Eigentlich war Şipals Intention, sagt er, das Triggerwort „Türke“ so oft zu verwenden, bis es seinen negativen Zauber verliert, aber hier ist eine Triggerspirale entstanden. Vielleicht sieht der Fragesteller keine stereotype Darstellung in dem Stück, aber ist es nicht genauso problematisch, dass er den Autor in der Verantwortung, in einem Erklärungszwang sieht: Ist er nun „guter“ „Türke“ oder nicht?

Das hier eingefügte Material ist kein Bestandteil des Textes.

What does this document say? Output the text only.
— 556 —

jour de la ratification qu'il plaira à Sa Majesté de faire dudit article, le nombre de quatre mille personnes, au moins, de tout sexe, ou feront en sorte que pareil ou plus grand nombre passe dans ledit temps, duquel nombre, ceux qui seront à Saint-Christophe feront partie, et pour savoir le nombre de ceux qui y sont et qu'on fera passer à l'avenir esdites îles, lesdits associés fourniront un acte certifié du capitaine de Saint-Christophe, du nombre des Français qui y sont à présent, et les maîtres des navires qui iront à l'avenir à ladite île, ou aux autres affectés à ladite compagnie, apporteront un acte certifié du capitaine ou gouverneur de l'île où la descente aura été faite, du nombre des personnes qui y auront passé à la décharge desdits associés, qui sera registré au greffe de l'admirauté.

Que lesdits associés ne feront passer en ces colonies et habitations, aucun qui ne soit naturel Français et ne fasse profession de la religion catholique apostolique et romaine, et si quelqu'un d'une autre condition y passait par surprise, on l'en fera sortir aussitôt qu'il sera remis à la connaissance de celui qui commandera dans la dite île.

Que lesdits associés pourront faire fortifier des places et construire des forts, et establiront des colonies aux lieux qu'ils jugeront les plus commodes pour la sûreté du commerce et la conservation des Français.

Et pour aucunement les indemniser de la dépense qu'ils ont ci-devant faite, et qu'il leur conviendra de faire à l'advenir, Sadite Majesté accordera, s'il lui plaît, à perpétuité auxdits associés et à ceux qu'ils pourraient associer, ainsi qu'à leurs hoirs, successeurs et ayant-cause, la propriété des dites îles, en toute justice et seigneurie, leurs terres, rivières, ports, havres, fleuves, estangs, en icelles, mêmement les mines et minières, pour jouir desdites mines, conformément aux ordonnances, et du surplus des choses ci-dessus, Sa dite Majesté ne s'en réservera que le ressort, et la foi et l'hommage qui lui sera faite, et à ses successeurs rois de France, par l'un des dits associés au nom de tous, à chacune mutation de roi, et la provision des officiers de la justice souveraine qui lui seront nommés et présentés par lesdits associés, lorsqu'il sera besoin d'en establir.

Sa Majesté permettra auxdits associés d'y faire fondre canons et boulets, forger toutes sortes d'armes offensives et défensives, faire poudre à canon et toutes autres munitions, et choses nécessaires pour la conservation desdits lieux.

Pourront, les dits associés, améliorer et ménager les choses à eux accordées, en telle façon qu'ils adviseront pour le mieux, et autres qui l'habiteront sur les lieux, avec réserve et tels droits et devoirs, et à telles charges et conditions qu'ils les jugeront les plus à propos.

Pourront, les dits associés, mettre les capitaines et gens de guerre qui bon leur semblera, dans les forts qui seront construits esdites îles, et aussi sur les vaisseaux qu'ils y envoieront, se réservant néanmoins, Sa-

Will er den türkischen Universalismus über Deutschland stülpen?- Ich bin selbst getriggert, diese Vorwürfe hat der Fragesteller eigentlichnicht gesagt. Vielleicht wird es ihm nicht gerecht und damit passiert wieder, was er gebeten hat nicht zu tun: Ihn in eine ihm unliebsame Ecke zu drängen.
Schauspieler*innen kommen Şipal zur Hilfe, das Stück sei hochpolitisch, was sei politischer als die Familie? Es ginge um Deutschland und es gäbe keinen einheitlichen Deutschlandbegriff, das dürfe jedem zustehen. Türkischer Universalismus komme etwa auch als Rhetorik bei Erdogan vor (Şipal verneint, sich darauf bezogen zu haben). Für ihn sei das ambivalent, die Unschärfe mache Kunst erst spannend. Es gäbe keine klaren Werturteile über Türkei oder Osmanisches Reich in diesem Stück.
Şipal gerät selbst in einen Redeschwall an Verteidigungsplädoyers in diesem persönlichen Spezialgebiet. Man spürt seinen Frust, sich damit auseinandersetzen zu müssen.
Er sagt, das Schreiben von Stücken, die sich mit seiner türkisch-deutschen Familiengeschichte auseinandersetzen, sei eigentlich eine Hölle, in die er sich immer wieder freiwillig begebe. Er wisse ja, worauf er sich einlasse: Diese Gespräche würden immer etwas mit ihm machen.
Mit dem Fragesteller einigt er sich darauf, dass sie keinen guten Einstieg hatten - oder gerade einen guten Einstieg. Das heißt, sie einigen sich nicht.